Apa yang kuharapkan? Aku tahu dia melihatku sebagai yang lain, miris hati teriris seorang Na Hwajin :v

"Tapi Na Hwajin bukan beliau"

Na Hwajin masih mendengarkan meski tidak menatap lawan bicaranya.

"Aku rasa...yang kurasakan berbeda dengan beliau"

Na Hwajin sekarang menatap wanita lawan bicaranya itu.

"Aku...bingung"

Kepala wanita itu tertunduk tidak menatap Na Hwajin langsung.
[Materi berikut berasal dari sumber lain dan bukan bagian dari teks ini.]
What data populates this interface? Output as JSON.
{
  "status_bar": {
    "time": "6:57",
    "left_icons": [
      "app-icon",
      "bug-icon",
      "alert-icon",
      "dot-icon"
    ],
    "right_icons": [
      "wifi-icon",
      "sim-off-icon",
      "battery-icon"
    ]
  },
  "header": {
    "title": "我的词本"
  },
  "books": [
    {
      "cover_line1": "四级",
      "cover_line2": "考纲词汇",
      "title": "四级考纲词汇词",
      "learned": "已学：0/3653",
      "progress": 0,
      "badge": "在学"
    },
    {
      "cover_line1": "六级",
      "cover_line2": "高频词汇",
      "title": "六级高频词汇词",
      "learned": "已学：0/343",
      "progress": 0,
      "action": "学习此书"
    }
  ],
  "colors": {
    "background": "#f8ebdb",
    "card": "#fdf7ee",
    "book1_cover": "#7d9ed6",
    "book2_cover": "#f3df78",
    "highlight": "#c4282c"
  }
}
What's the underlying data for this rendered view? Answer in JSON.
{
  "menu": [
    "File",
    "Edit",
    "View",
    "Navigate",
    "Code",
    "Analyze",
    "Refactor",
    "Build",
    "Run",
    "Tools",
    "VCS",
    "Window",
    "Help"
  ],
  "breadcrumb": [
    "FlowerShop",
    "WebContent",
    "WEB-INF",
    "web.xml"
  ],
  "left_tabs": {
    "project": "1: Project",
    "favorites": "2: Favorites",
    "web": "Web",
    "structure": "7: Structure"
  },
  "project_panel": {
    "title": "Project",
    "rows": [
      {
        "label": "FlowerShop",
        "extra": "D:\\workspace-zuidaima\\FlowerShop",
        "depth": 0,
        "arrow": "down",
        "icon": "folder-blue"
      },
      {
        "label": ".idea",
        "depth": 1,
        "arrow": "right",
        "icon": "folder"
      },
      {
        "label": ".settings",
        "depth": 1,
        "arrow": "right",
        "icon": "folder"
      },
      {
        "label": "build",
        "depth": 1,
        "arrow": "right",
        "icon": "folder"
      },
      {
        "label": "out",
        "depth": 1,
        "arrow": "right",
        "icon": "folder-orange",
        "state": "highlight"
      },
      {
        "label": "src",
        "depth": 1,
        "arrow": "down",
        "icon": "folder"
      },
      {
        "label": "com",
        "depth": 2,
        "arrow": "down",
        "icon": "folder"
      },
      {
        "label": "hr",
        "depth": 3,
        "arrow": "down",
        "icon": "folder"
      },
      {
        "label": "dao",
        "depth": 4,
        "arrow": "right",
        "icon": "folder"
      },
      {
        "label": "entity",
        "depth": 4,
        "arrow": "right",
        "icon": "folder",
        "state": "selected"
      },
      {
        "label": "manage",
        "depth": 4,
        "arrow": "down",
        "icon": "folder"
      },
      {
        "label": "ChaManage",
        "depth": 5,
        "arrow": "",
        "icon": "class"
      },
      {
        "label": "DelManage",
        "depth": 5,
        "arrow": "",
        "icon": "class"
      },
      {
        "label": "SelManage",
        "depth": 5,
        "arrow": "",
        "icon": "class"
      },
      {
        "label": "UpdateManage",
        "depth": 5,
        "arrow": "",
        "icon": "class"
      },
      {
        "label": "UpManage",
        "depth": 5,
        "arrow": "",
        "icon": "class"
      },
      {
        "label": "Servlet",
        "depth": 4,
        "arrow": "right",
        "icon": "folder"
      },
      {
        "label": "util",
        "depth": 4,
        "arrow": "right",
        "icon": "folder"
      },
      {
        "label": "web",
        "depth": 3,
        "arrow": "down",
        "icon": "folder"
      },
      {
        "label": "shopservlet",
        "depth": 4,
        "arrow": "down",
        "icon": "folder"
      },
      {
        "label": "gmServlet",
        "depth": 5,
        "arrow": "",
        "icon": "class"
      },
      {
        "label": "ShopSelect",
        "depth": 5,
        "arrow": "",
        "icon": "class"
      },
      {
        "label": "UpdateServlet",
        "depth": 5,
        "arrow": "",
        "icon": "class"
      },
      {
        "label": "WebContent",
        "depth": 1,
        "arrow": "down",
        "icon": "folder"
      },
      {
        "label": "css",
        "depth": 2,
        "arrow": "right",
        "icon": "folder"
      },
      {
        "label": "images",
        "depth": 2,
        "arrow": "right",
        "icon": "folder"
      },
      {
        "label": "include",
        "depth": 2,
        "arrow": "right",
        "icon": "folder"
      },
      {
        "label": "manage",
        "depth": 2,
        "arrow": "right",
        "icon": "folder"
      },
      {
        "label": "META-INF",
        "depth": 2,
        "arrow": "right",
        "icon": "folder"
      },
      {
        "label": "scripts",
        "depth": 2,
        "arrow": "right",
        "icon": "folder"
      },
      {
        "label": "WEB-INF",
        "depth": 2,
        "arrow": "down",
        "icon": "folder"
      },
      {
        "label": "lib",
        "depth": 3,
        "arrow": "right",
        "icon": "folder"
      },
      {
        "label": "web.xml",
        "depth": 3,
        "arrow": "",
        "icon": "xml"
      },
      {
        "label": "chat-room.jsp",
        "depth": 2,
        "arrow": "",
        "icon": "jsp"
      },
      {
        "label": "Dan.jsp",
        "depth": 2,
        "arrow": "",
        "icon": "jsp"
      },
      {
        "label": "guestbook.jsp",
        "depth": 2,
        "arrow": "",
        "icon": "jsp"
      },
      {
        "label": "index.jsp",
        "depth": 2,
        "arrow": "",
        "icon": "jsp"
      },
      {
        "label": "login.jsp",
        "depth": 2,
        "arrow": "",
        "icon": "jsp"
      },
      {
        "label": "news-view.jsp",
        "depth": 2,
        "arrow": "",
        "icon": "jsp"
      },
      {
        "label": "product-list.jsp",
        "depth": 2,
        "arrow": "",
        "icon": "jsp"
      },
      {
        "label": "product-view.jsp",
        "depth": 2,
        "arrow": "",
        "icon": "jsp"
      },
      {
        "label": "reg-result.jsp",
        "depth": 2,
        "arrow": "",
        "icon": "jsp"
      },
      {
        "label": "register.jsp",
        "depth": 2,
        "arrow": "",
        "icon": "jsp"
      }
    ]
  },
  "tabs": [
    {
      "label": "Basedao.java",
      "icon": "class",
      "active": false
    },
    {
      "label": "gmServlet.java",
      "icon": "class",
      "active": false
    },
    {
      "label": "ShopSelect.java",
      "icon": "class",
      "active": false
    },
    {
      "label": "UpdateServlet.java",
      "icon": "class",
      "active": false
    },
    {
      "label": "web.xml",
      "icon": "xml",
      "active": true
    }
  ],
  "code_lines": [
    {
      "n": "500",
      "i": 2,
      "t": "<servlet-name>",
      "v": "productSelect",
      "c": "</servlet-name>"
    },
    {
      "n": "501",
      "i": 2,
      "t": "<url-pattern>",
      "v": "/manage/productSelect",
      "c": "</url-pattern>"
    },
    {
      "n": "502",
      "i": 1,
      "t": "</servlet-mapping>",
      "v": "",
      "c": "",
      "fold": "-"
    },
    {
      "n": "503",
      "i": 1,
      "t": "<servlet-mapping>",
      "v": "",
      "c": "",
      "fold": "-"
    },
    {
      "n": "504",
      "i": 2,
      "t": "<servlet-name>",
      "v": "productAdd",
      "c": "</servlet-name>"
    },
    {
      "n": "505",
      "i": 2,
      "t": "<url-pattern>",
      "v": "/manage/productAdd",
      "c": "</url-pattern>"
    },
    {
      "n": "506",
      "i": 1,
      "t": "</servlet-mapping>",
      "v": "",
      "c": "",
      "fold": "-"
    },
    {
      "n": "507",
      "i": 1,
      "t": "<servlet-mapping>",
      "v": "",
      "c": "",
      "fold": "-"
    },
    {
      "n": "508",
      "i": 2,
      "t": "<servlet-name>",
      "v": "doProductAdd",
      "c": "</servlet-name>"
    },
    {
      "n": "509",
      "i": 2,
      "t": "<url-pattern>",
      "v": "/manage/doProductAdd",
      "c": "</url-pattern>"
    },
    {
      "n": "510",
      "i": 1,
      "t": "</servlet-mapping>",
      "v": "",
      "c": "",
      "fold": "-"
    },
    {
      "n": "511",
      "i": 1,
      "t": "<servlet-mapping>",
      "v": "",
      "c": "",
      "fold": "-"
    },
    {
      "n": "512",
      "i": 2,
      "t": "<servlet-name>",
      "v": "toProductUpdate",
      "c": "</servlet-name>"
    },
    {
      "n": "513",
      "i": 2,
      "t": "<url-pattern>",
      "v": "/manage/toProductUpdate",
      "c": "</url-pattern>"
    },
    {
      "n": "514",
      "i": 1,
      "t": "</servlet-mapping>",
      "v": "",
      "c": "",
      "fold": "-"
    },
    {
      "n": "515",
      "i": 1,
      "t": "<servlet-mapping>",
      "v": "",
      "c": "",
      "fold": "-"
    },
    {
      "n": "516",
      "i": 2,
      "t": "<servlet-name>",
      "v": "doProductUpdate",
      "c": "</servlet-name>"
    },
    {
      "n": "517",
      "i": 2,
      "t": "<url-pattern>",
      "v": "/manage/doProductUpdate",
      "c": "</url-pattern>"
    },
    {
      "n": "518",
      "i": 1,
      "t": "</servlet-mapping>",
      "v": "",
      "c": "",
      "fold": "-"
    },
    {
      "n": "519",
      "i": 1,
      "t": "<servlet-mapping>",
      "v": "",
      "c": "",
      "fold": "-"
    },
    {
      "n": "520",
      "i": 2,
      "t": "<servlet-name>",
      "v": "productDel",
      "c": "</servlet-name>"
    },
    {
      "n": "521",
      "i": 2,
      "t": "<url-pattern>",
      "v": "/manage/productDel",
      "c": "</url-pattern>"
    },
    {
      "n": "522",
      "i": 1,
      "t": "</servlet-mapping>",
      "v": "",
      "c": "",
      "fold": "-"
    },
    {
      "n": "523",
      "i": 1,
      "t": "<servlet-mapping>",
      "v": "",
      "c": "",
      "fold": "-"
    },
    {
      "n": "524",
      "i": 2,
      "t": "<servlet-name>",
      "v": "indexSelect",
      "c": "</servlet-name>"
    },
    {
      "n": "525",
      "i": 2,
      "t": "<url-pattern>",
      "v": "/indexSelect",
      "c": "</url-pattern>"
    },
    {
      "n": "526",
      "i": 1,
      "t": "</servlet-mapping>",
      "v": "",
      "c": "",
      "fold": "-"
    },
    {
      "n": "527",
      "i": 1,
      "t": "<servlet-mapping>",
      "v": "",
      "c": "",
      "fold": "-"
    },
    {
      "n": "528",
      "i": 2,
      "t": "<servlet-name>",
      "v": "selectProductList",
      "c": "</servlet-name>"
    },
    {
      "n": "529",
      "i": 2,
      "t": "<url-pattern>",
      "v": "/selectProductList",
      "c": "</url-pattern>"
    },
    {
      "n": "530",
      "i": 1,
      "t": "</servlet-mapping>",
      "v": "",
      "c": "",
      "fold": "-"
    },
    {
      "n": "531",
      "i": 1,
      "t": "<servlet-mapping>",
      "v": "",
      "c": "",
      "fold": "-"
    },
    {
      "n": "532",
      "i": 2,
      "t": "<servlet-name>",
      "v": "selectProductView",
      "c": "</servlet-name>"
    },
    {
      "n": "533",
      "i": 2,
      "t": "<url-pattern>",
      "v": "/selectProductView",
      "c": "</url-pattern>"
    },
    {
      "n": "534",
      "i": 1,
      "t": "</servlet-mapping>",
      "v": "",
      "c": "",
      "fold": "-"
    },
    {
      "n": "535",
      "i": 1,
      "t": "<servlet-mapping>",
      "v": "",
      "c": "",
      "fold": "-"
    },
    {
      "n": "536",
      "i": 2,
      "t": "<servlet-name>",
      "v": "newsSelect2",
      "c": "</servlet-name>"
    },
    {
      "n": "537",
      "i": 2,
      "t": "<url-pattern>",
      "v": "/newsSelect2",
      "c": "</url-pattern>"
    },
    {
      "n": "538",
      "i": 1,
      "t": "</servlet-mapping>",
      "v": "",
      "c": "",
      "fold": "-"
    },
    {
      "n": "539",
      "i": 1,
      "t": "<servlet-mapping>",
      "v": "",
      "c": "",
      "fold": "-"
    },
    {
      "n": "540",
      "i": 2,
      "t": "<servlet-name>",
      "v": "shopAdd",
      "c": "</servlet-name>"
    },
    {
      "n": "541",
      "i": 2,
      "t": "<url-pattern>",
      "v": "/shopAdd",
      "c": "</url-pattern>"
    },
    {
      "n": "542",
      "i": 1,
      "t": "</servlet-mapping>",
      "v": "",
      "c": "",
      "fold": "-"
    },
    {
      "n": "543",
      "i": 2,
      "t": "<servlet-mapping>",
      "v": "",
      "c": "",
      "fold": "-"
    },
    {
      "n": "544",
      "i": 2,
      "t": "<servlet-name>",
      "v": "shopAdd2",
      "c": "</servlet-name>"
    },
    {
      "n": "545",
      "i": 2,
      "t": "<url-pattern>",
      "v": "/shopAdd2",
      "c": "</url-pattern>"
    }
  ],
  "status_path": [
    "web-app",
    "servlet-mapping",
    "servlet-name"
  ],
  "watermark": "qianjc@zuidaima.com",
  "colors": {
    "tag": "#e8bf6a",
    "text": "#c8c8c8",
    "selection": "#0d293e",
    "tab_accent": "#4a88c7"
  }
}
Karena merasakan perasaan yang aneh menurutnya.

Tangan besar menyentuh pipi lembut wanita itu agar menatapnya langsung.

"Jelaskan padaku seperti apa yang kau rasakan saat bersamaku", katanya.

Manik (e/c) tertutup menikmati sentuhan lembut di pipi.

Tangan lebih mungil dari tangan di pipi itu menggenggamnya.

"Hangat, aku merasa aman jika bersama Na Hwajin, aku tidak perlu takut akan masa laluku, aku senang saat ada orang memperhatikan dan peduli padaku tanpa melihat masa laluku", manik (e/c) terlihat. "Tidak melihatku sebagai alat atau senjata melainkan melihatku sebagai manusia"

Pipi Na Hwajin memanas.

Tidak disangka hal itu yang dilihat wanita itu terhadapnya.

Ia ikut tersenyum tipis ketika wanita itu tersenyum.

Menempelkan dahinya pada dahi sang wanita.

Mengecup keningnya sebelum memerangkapnya dalam pelukan.

"Pernyataan yang indah yang pernah kudapat", gumamnya. "Tapi kau masih melihatku sebagai orang lain, [y/n]"

"Tidak, itu yang aku rasakan saat denganmu, berbeda dengan saat aku dengan beliau"

Karena aku juga begitu, setiap kali Na Hwajin melihatmu bayangan orang yang telah tiada itu ada padamu.

Ia tidak bisa melupakan masa berkabungnya.

Seolah tidak bisa diobati semudah itu meski telah lama berlalu.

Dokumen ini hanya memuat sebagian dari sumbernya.